Given James’ mastery of the sport, how is this possible? The average American probably knows a friend, co-worker or family member who shot 80 percent at some level in his or her basketball career. This is probably why free throw shooting has become a fetish of the critical NBA fan. If Joe from around the corner can hit free throws at the neighborhood park, why can’t the best player in the world?
Repetition makes perfect?
James still hasn't figured out the riddle. His problem, he’ll tell you, is repetition. One of the first things you learn as a basketball player is to find a free throw routine. One dribble, spin, shoot. Three dribbles and up. Whatever it is, just stick to it. But James hasn't mastered that part. He tweaks and overhauls his routine probably dozens of times every season.
“Obviously it becomes mental at some point when you go up there,” James said. “For me, it’s mental, it’s not physical. One game you make 11 out of 12. Next game you shoot 6 out of 13. Then you change it ... which is crazy.”
To a basketball coach, it is just that -- crazy. James fully understands that this is certifiably irrational and probably detrimental. A player doesn't scrap his routine after a random fluctuation at the line, just like a baseball player doesn't overhaul his batting stance after going 0-for-4 on a Saturday afternoon. Knowing this, James tried to correct his approach this summer, but it led to a psychological tug-of-war.
“This offseason I just stuck to the same routine,” James said. “Even if I missed four or five in a row I just stuck to the same routine, just try to challenge myself. It went through my mind, ‘OK, it’s time to change.’ I was like, ‘No, stick to the same routine. Stick to the same shot.’ That was cool, I was able to do that all summer.”
What’s the longest he’s ever stuck to a routine?
“I don’t know, which is letting you know it’s not a good thing at all,” James said. “I shot 85 percent my freshman year in high school and after that, it was too easy to score and free throws didn't matter and it’s been downhill ever since.”
Putting it into action
As James sees it, he’s never needed to be elite at free throws to be elite. But with two NBA titles under his belt and “the greatest ever” distinction in sight, he has made it a top priority these days. In all likelihood, this is probably not the first offseason James has started from scratch. He’s probably tried every trick in the book to correct his free throw shot. Last season, he found some success emulating Ray Allen’s routine, but it wasn't long before he tweaked. Even after winning four MVPs, the random fluctuations still got to him.

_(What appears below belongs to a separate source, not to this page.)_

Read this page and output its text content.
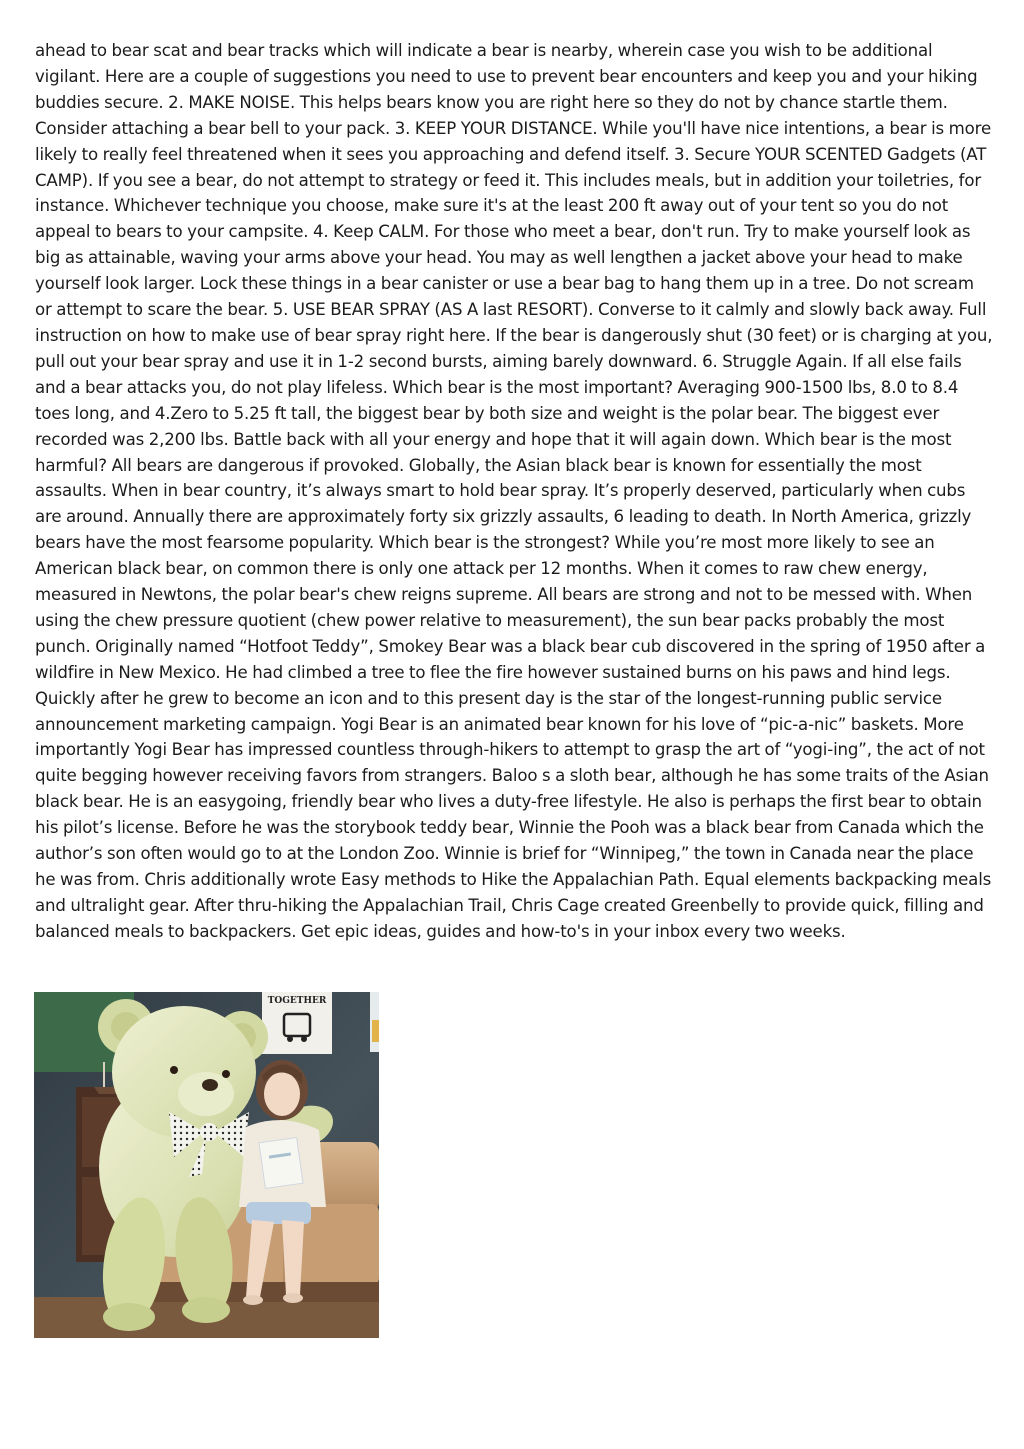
ahead to bear scat and bear tracks which will indicate a bear is nearby, wherein case you wish to be additional vigilant. Here are a couple of suggestions you need to use to prevent bear encounters and keep you and your hiking buddies secure. 2. MAKE NOISE. This helps bears know you are right here so they do not by chance startle them. Consider attaching a bear bell to your pack. 3. KEEP YOUR DISTANCE. While you'll have nice intentions, a bear is more likely to really feel threatened when it sees you approaching and defend itself. 3. Secure YOUR SCENTED Gadgets (AT CAMP). If you see a bear, do not attempt to strategy or feed it. This includes meals, but in addition your toiletries, for instance. Whichever technique you choose, make sure it's at the least 200 ft away out of your tent so you do not appeal to bears to your campsite. 4. Keep CALM. For those who meet a bear, don't run. Try to make yourself look as big as attainable, waving your arms above your head. You may as well lengthen a jacket above your head to make yourself look larger. Lock these things in a bear canister or use a bear bag to hang them up in a tree. Do not scream or attempt to scare the bear. 5. USE BEAR SPRAY (AS A last RESORT). Converse to it calmly and slowly back away. Full instruction on how to make use of bear spray right here. If the bear is dangerously shut (30 feet) or is charging at you, pull out your bear spray and use it in 1-2 second bursts, aiming barely downward. 6. Struggle Again. If all else fails and a bear attacks you, do not play lifeless. Which bear is the most important? Averaging 900-1500 lbs, 8.0 to 8.4 toes long, and 4.Zero to 5.25 ft tall, the biggest bear by both size and weight is the polar bear. The biggest ever recorded was 2,200 lbs. Battle back with all your energy and hope that it will again down. Which bear is the most harmful? All bears are dangerous if provoked. Globally, the Asian black bear is known for essentially the most assaults. When in bear country, it’s always smart to hold bear spray. It’s properly deserved, particularly when cubs are around. Annually there are approximately forty six grizzly assaults, 6 leading to death. In North America, grizzly bears have the most fearsome popularity. Which bear is the strongest? While you’re most more likely to see an American black bear, on common there is only one attack per 12 months. When it comes to raw chew energy, measured in Newtons, the polar bear's chew reigns supreme. All bears are strong and not to be messed with. When using the chew pressure quotient (chew power relative to measurement), the sun bear packs probably the most punch. Originally named “Hotfoot Teddy”, Smokey Bear was a black bear cub discovered in the spring of 1950 after a wildfire in New Mexico. He had climbed a tree to flee the fire however sustained burns on his paws and hind legs. Quickly after he grew to become an icon and to this present day is the star of the longest-running public service announcement marketing campaign. Yogi Bear is an animated bear known for his love of “pic-a-nic” baskets. More importantly Yogi Bear has impressed countless through-hikers to attempt to grasp the art of “yogi-ing”, the act of not quite begging however receiving favors from strangers. Baloo s a sloth bear, although he has some traits of the Asian black bear. He is an easygoing, friendly bear who lives a duty-free lifestyle. He also is perhaps the first bear to obtain his pilot’s license. Before he was the storybook teddy bear, Winnie the Pooh was a black bear from Canada which the author’s son often would go to at the London Zoo. Winnie is brief for “Winnipeg,” the town in Canada near the place he was from. Chris additionally wrote Easy methods to Hike the Appalachian Path. Equal elements backpacking meals and ultralight gear. After thru-hiking the Appalachian Trail, Chris Cage created Greenbelly to provide quick, filling and balanced meals to backpackers. Get epic ideas, guides and how-to's in your inbox every two weeks.

TOGETHER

“I can go in the gym during the offseason after my workout dead-tired and shoot 150 free throws and make 150 free throws,” James said. “That means absolutely nothing until you get out on the floor and you actually do it.”
James isn't alone in this struggle. A fascinating photo snapped by ESPN Radio’s Beto Duran last season informed us that at one point last season that Dwight Howard had made 82 percent of his 1,582 free throws in practice. 82 percent!
In games? Just 49.5 percent. But Howard wasn't the only one to buckle under the pressure. Even if we take Howard out of the equation, the Lakers’ free-throw percentage tumbled from 89 percent on the practice floor to 77 percent in real action. In other words, the Lakers went from Kevin Durant to LeBron James once the bright lights came on.
Though it’s unlikely that James actually reaches his goal next season, we probably shouldn't doubt him at this point either. Three seasons ago, James didn't have a reliable postgame or a knockdown 3-point shot. Now he has both. One-by-one James has turned almost all of his remaining weaknesses into strengths. The last skill standing is the free throw. If he figures that out, what then? The “greatest ever” tag may not be so far after all.